= William Stobbs =

British author and illustrator (1914–2000)

William Stobbs (27 June 1914 – 6 April 2000) was a British author and illustrator. From 1950 to 1958, he served as the head of the design department at the London School of Printing and Kindred Trades. He later moved to Kent, England where he became principal of Maidstone College of Art.

Stobbs won the 1959 Kate Greenaway Medal from the Library Association, recognising the year's best children's book illustration by a British subject. Two books were cited (a practice repeated only for 1975 and 1982), Kashtanka and A Bundle of Ballads, both published by Oxford University Press.

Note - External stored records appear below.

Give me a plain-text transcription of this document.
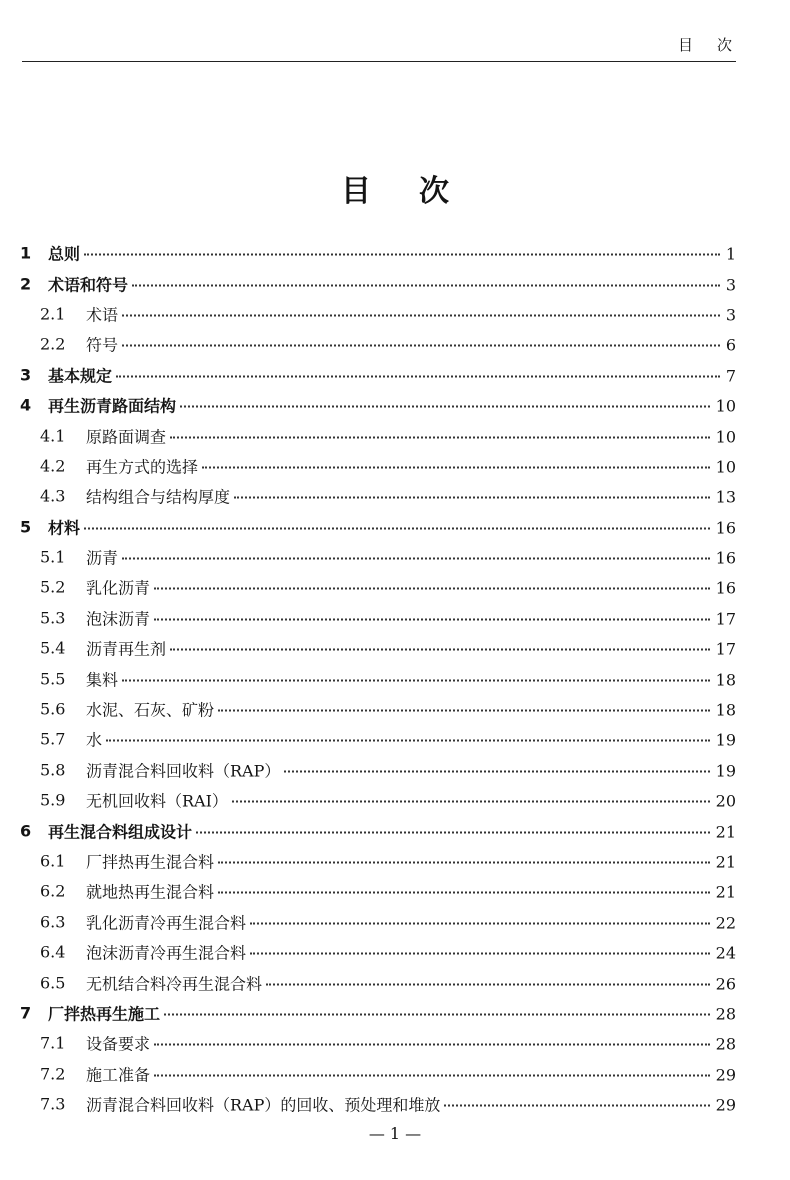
目次
目次
1 总则	1
2 术语和符号	3
2.1 术语	3
2.2 符号	6
3 基本规定	7
4 再生沥青路面结构	10
4.1 原路面调查	10
4.2 再生方式的选择	10
4.3 结构组合与结构厚度	13
5 材料	16
5.1 沥青	16
5.2 乳化沥青	16
5.3 泡沫沥青	17
5.4 沥青再生剂	17
5.5 集料	18
5.6 水泥、石灰、矿粉	18
5.7 水	19
5.8 沥青混合料回收料（RAP）	19
5.9 无机回收料（RAI）	20
6 再生混合料组成设计	21
6.1 厂拌热再生混合料	21
6.2 就地热再生混合料	21
6.3 乳化沥青冷再生混合料	22
6.4 泡沫沥青冷再生混合料	24
6.5 无机结合料冷再生混合料	26
7 厂拌热再生施工	28
7.1 设备要求	28
7.2 施工准备	29
7.3 沥青混合料回收料（RAP）的回收、预处理和堆放	29
— 1 —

Kashtanka is an edition of the 1887 story by Anton Chekhov. The city dog Kashtanka is frightened by an army marching band and runs away, gets lost, gets taken in by a stranger.

A Bundle of Ballads is an edition of Child Ballads compiled by Ruth Manning-Sanders.

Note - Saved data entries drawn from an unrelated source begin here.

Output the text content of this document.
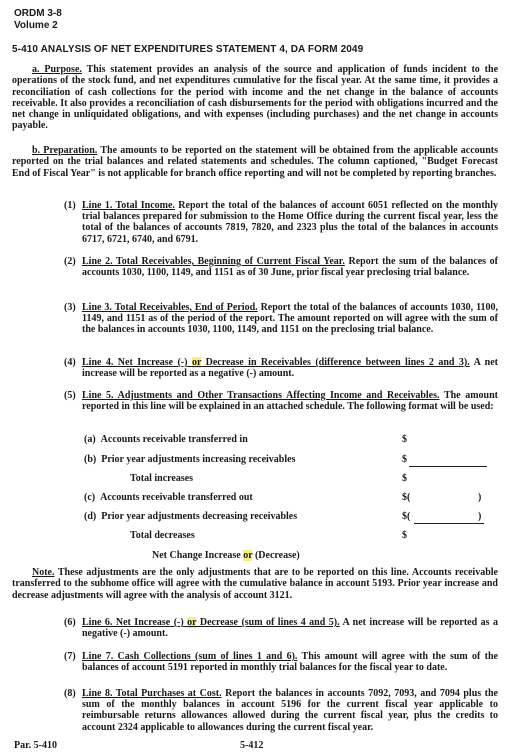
ORDM 3-8
Volume 2
5-410 ANALYSIS OF NET EXPENDITURES STATEMENT 4, DA FORM 2049

a. Purpose. This statement provides an analysis of the source and application of funds incident to the operations of the stock fund, and net expenditures cumulative for the fiscal year. At the same time, it provides a reconciliation of cash collections for the period with income and the net change in the balance of accounts receivable. It also provides a reconciliation of cash disbursements for the period with obligations incurred and the net change in unliquidated obligations, and with expenses (including purchases) and the net change in accounts payable.

b. Preparation. The amounts to be reported on the statement will be obtained from the applicable accounts reported on the trial balances and related statements and schedules. The column captioned, "Budget Forecast End of Fiscal Year" is not applicable for branch office reporting and will not be completed by reporting branches.

(1) Line 1. Total Income. Report the total of the balances of account 6051 reflected on the monthly trial balances prepared for submission to the Home Office during the current fiscal year, less the total of the balances of accounts 7819, 7820, and 2323 plus the total of the balances in accounts 6717, 6721, 6740, and 6791.
(2) Line 2. Total Receivables, Beginning of Current Fiscal Year. Report the sum of the balances of accounts 1030, 1100, 1149, and 1151 as of 30 June, prior fiscal year preclosing trial balance.
(3) Line 3. Total Receivables, End of Period. Report the total of the balances of accounts 1030, 1100, 1149, and 1151 as of the period of the report. The amount reported on will agree with the sum of the balances in accounts 1030, 1100, 1149, and 1151 on the preclosing trial balance.
(4) Line 4. Net Increase (-) or Decrease in Receivables (difference between lines 2 and 3). A net increase will be reported as a negative (-) amount.
(5) Line 5. Adjustments and Other Transactions Affecting Income and Receivables. The amount reported in this line will be explained in an attached schedule. The following format will be used:
(a) Accounts receivable transferred in	$
(b) Prior year adjustments increasing receivables	$
Total increases	$
(c) Accounts receivable transferred out	$(	)
(d) Prior year adjustments decreasing receivables	$(	)
Total decreases	$
Net Change Increase or (Decrease)

Note. These adjustments are the only adjustments that are to be reported on this line. Accounts receivable transferred to the subhome office will agree with the cumulative balance in account 5193. Prior year increase and decrease adjustments will agree with the analysis of account 3121.

(6) Line 6. Net Increase (-) or Decrease (sum of lines 4 and 5). A net increase will be reported as a negative (-) amount.
(7) Line 7. Cash Collections (sum of lines 1 and 6). This amount will agree with the sum of the balances of account 5191 reported in monthly trial balances for the fiscal year to date.
(8) Line 8. Total Purchases at Cost. Report the balances in accounts 7092, 7093, and 7094 plus the sum of the monthly balances in account 5196 for the current fiscal year applicable to reimbursable returns allowances allowed during the current fiscal year, plus the credits to account 2324 applicable to allowances during the current fiscal year.
Par. 5-410	5-412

Stobbs also illustrated Gianni and the Ogre (Methuen, 1970), a collection of 18 Mediterranean fairy tales selected and retold by Manning-Sanders, one of her numerous anthologies, as well as the young adult historical fiction Rebellion in the West (Oliver and Boyd, 1962) by Mary Drewery.

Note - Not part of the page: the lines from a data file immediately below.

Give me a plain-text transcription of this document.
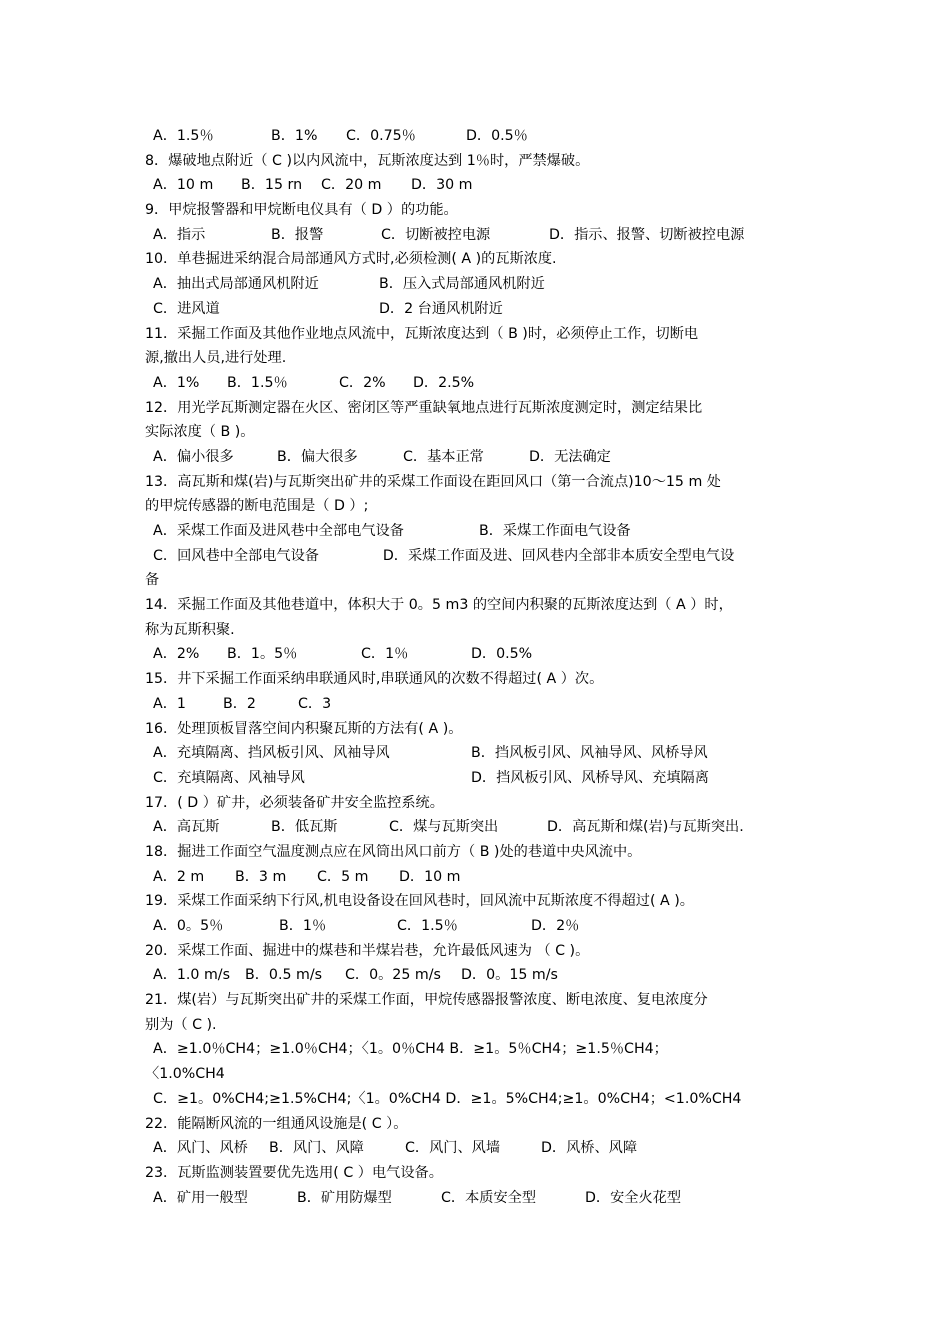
A．1.5％	B．1%	C．0.75％	D．0.5％
8．爆破地点附近（ C )以内风流中，瓦斯浓度达到 1％时，严禁爆破。
A．10 m	B．15 rn	C．20 m	D．30 m
9．甲烷报警器和甲烷断电仪具有（ D ）的功能。
A．指示	B．报警	C．切断被控电源	D．指示、报警、切断被控电源
10．单巷掘进采纳混合局部通风方式时,必须检测( A )的瓦斯浓度.
A．抽出式局部通风机附近	B．压入式局部通风机附近
C．进风道	D．2 台通风机附近
11．采掘工作面及其他作业地点风流中，瓦斯浓度达到（ B )时，必须停止工作，切断电
源,撤出人员,进行处理.
A．1%	B．1.5％	C．2%	D．2.5%
12．用光学瓦斯测定器在火区、密闭区等严重缺氧地点进行瓦斯浓度测定时，测定结果比
实际浓度（ B )。
A．偏小很多	B．偏大很多	C．基本正常	D．无法确定
13．高瓦斯和煤(岩)与瓦斯突出矿井的采煤工作面设在距回风口（第一合流点)10～15 m 处
的甲烷传感器的断电范围是（ D ）;
A．采煤工作面及进风巷中全部电气设备	B．采煤工作面电气设备
C．回风巷中全部电气设备	D．采煤工作面及进、回风巷内全部非本质安全型电气设
备
14．采掘工作面及其他巷道中，体积大于 0。5 m3 的空间内积聚的瓦斯浓度达到（ A ）时，
称为瓦斯积聚.
A．2%	B．1。5％	C．1％	D．0.5%
15．井下采掘工作面采纳串联通风时,串联通风的次数不得超过( A ）次。
A．1	B．2	C．3
16．处理顶板冒落空间内积聚瓦斯的方法有( A )。
A．充填隔离、挡风板引风、风袖导风	B．挡风板引风、风袖导风、风桥导风
C．充填隔离、风袖导风	D．挡风板引风、风桥导风、充填隔离
17．( D ）矿井，必须装备矿井安全监控系统。
A．高瓦斯	B．低瓦斯	C．煤与瓦斯突出	D．高瓦斯和煤(岩)与瓦斯突出.
18．掘进工作面空气温度测点应在风筒出风口前方（ B )处的巷道中央风流中。
A．2 m	B．3 m	C．5 m	D．10 m
19．采煤工作面采纳下行风,机电设备设在回风巷时，回风流中瓦斯浓度不得超过( A )。
A．0。5％	B．1％	C．1.5％	D．2％
20．采煤工作面、掘进中的煤巷和半煤岩巷，允许最低风速为 （ C )。
A．1.0 m/s	B．0.5 m/s	C．0。25 m/s	D．0。15 m/s
21．煤(岩）与瓦斯突出矿井的采煤工作面，甲烷传感器报警浓度、断电浓度、复电浓度分
别为（ C ).
A．≥1.0％CH4；≥1.0％CH4；〈1。0％CH4 B．≥1。5％CH4；≥1.5％CH4；
〈1.0%CH4
C．≥1。0%CH4;≥1.5%CH4;〈1。0%CH4 D．≥1。5%CH4;≥1。0%CH4；<1.0%CH4
22．能隔断风流的一组通风设施是( C ）。
A．风门、风桥	B．风门、风障	C．风门、风墙	D．风桥、风障
23．瓦斯监测装置要优先选用( C ）电气设备。
A．矿用一般型	B．矿用防爆型	C．本质安全型	D．安全火花型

Most of his works most widely held in WorldCat participating libraries were written by Ronald Syme (not to be confused with Ronald Syme the historian): juvenile biographies of Magellan, De Soto, Balboa, da Gama, Hudson, Cartier, Vespucci, Raleigh, Pizarro, John Smith of Virginia, Captain John Paul Jones, Columbus, Captain Cook, Verrazano, Cabot, Bolivar, Cortes, La Salle, Champlain, Marquette and Joliet, and Drake.
Nevertheless, WorldCat identifies Stobbs with the genres folktale and fairy tale, which recognises his editions of tales from Perrault or the Brothers Grimm or traditional English tales such as Jack and the Beanstalk and The Three Little Pigs; and his illustrations of modern retellings of international tales. His single most widely held work is Poems from Ireland (New York: Crowell, 1972), ten centuries of Irish poetry anthologised by William Cole.

Some of his papers are collected at the University of Minnesota.